O menino que veio do nada
Gilberto Carvalho Pereira, Fortaleza, CE. 3 de dezembro de 2024
Seis horas da manhã, ainda com sono, ouvi leves batidas na porta da frente de minha casa. Levantei-me, carregando a minha preguiça de uma segunda-feira, lá fora reinava a escuridão. Novas leves batidas chegaram aos meus ouvidos, acordando-me de vez. Abri a frágil porta, feita de uma madeira leve e fina. Ela não era segura, e, para quem quisesse entrar, era só forçar um pouco. O que eu vi ali? Um menino, de mais ou menos oito a nove anos, magro, sujo, quase nu, a estender sua frágil mãozinha, e de cabeça baixa perguntou:
─ O moço não tem um pedaço de pão para mim comer?

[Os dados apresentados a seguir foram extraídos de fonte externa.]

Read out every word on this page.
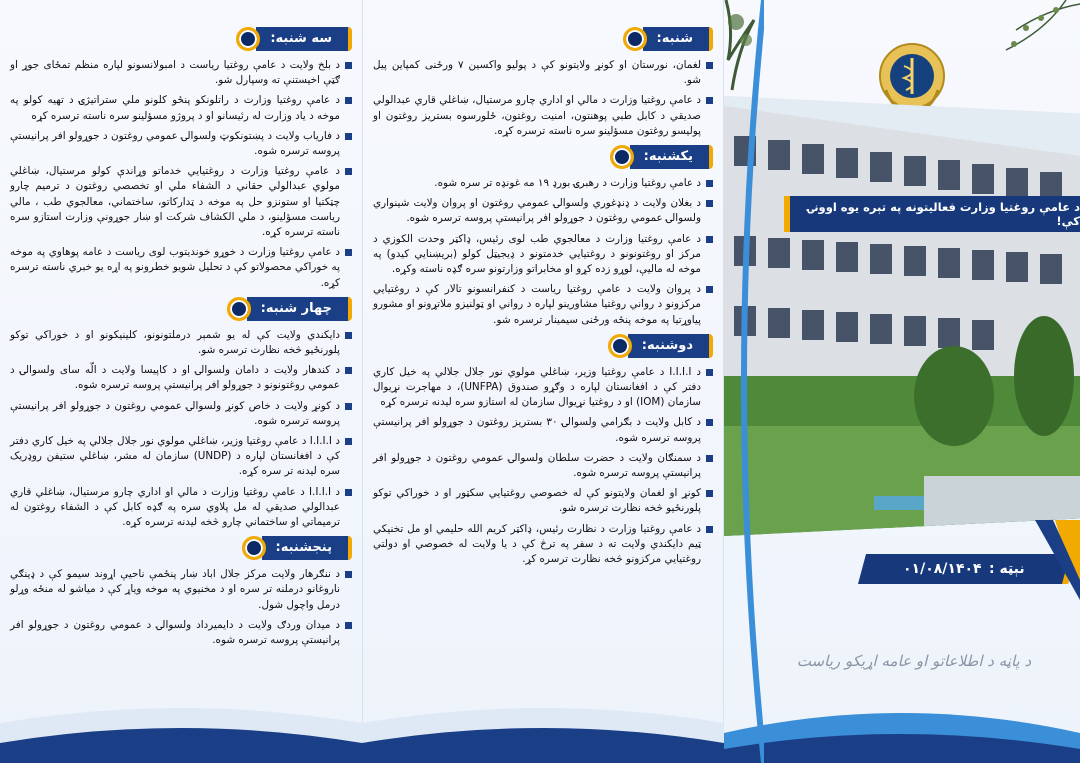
سه شنبه:
د بلخ ولايت د عامې روغتيا رياست د امبولانسونو لپاره منظم تمځای جوړ او ګټې اخيستنې ته وسپارل شو.
د عامې روغتيا وزارت د راتلونکو پنځو کلونو ملي ستراتيژۍ د تهيه کولو په موخه د ياد وزارت له رئيسانو او د پروژو مسؤلينو سره ناسته ترسره کړه
د فارياب ولايت د پښتونکوټ ولسوالۍ عمومي روغتون د جوړولو افر پرانيستې پروسه ترسره شوه.
د عامې روغتيا وزارت د روغتيايي خدماتو وړاندې کولو مرستيال، ښاغلي مولوي عبدالولي حقاني د الشفاء ملي او تخصصي روغتون د ترميم چارو چټکتيا او ستونزو حل په موخه د ټدارکاتو، ساختماني، معالجوي طب ، مالي رياست مسؤلينو، د ملي الکشاف شرکت او ښار جوړونې وزارت استازو سره ناسته ترسره کړه.
د عامې روغتيا وزارت د خوړو خونديتوب لوی رياست د عامه پوهاوي په موخه په خوراکي محصولاتو کې د تحليل شويو خطرونو په اړه يو خبري ناسته ترسره کړه.
چهار شنبه:
دايکندي ولايت کې له يو شمېر درملتونونو، کلينيکونو او د خوراکي توکو پلورنځيو څخه نظارت ترسره شو.
د کندهار ولايت د دامان ولسوالۍ او د کاپيسا ولايت د الّه سای ولسوالۍ د عمومي روغتونونو د جوړولو افر پرانيستې پروسه ترسره شوه.
د کونړ ولايت د خاص کونړ ولسوالۍ عمومي روغتون د جوړولو افر پرانيستې پروسه ترسره شوه.
د I.I.I.I د عامې روغتيا وزير، ښاغلي مولوي نور جلال جلالي په خيل کاري دفتر کې د افغانستان لپاره د (UNDP) سازمان له مشر، ښاغلي ستيفن روډريک سره ليدنه تر سره کړه.
د I.I.I.I د عامې روغتيا وزارت د مالي او اداري چارو مرستيال، ښاغلي قاري عبدالولي صديقي له مل پلاوي سره په ګډه کابل کې د الشفاء روغتون له ترميماتي او ساختماني چارو څخه ليدنه ترسره کړه.
پنجشنبه:
د ننګرهار ولايت مرکز جلال اباد ښار پنځمې ناحيې اړوند سيمو کې د ډينګي ناروغانو درملنه تر سره او د مخنيوي په موخه وياړ کې د مياشو له منځه وړلو درمل واچول شول.
د ميدان وردګ ولايت د دايميرداد ولسوالۍ د عمومي روغتون د جوړولو افر پرانيستې پروسه ترسره شوه.
شنبه:
لغمان، نورستان او کونړ ولايتونو کې د پوليو واکسين ۷ ورځنی کمپاين پيل شو.
د عامې روغتيا وزارت د مالي او اداري چارو مرستيال، ښاغلي قاري عبدالولي صديقي د کابل طبي پوهنتون، امنيت روغتون، ځلورسوه بستريز روغتون او پوليسو روغتون مسؤلينو سره ناسته ترسره کړه.
يکشنبه:
د عامې روغتيا وزارت د رهبرۍ بورډ ۱۹ مه غونډه تر سره شوه.
د بغلان ولايت د ډنډغوري ولسوالۍ عمومي روغتون او پروان ولايت شينواري ولسوالۍ عمومي روغتون د جوړولو افر پرانيستې پروسه ترسره شوه.
د عامې روغتيا وزارت د معالجوي طب لوی رئيس، ډاکټر وحدت الکوزي د مرکز او روغتونونو د روغتيايي خدمتونو د ډيجيټل کولو (بريښنايي کيدو) په موخه له ماليې، لوړو زده کړو او مخابراتو وزارتونو سره ګډه ناسته وکړه.
د پروان ولايت د عامې روغتيا رياست د کنفرانسونو تالار کې د روغتيايي مرکزونو د رواني روغتيا مشاورينو لپاره د رواني او ټولنيزو ملاتړونو او مشورو پياوړتيا په موخه پنځه ورځنی سيمينار ترسره شو.
دوشنبه:
د I.I.I.I د عامې روغتيا وزير، ښاغلي مولوي نور جلال جلالي په خيل کاري دفتر کې د افغانستان لپاره د وګړو صندوق (UNFPA)، د مهاجرت نړيوال سازمان (IOM) او د روغتيا نړيوال سازمان له استازو سره ليدنه ترسره کړه
د کابل ولايت د بګرامي ولسوالۍ ۳۰ بستريز روغتون د جوړولو افر پرانيستې پروسه ترسره شوه.
د سمنګان ولايت د حضرت سلطان ولسوالۍ عمومي روغتون د جوړولو افر پرانيستې پروسه ترسره شوه.
کونړ او لغمان ولايتونو کې له خصوصي روغتيايي سکټور او د خوراکي توکو پلورنځيو څخه نظارت ترسره شو.
د عامې روغتيا وزارت د نظارت رئيس، ډاکټر کريم الله حليمي او مل تخنيکي ټيم دايکندي ولايت ته د سفر په ترڅ کې د يا ولايت له خصوصي او دولتي روغتيايي مرکزونو څخه نظارت ترسره کړ.
د عامې روغتيا وزارت فعاليتونه په تېره يوه اوونۍ کې!
نېټه :
۰۱/۰۸/۱۴۰۴
د پاڼه د اطلاعاتو او عامه اړيکو رياست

De voz tão frágil, não entendi suas palavras. Fazendo um enorme esforço ele repetiu:
─ Estou com fome, queria um pedaço de pão. Ainda não comi nada hoje.
Aquilo não era de me estranhar, pois era muito cedo, todos os moradores dali, ainda estavam dormindo. Para saber mais sobre aquele ser frágil, que acabará de bater em minha porta, ainda com céu escuro, perguntei-lhe:
─ Qual é o seu nome?
─ Não sei, acho que nunca tive nome, - sentenciou o menino, curvado e com a cabeça baixa.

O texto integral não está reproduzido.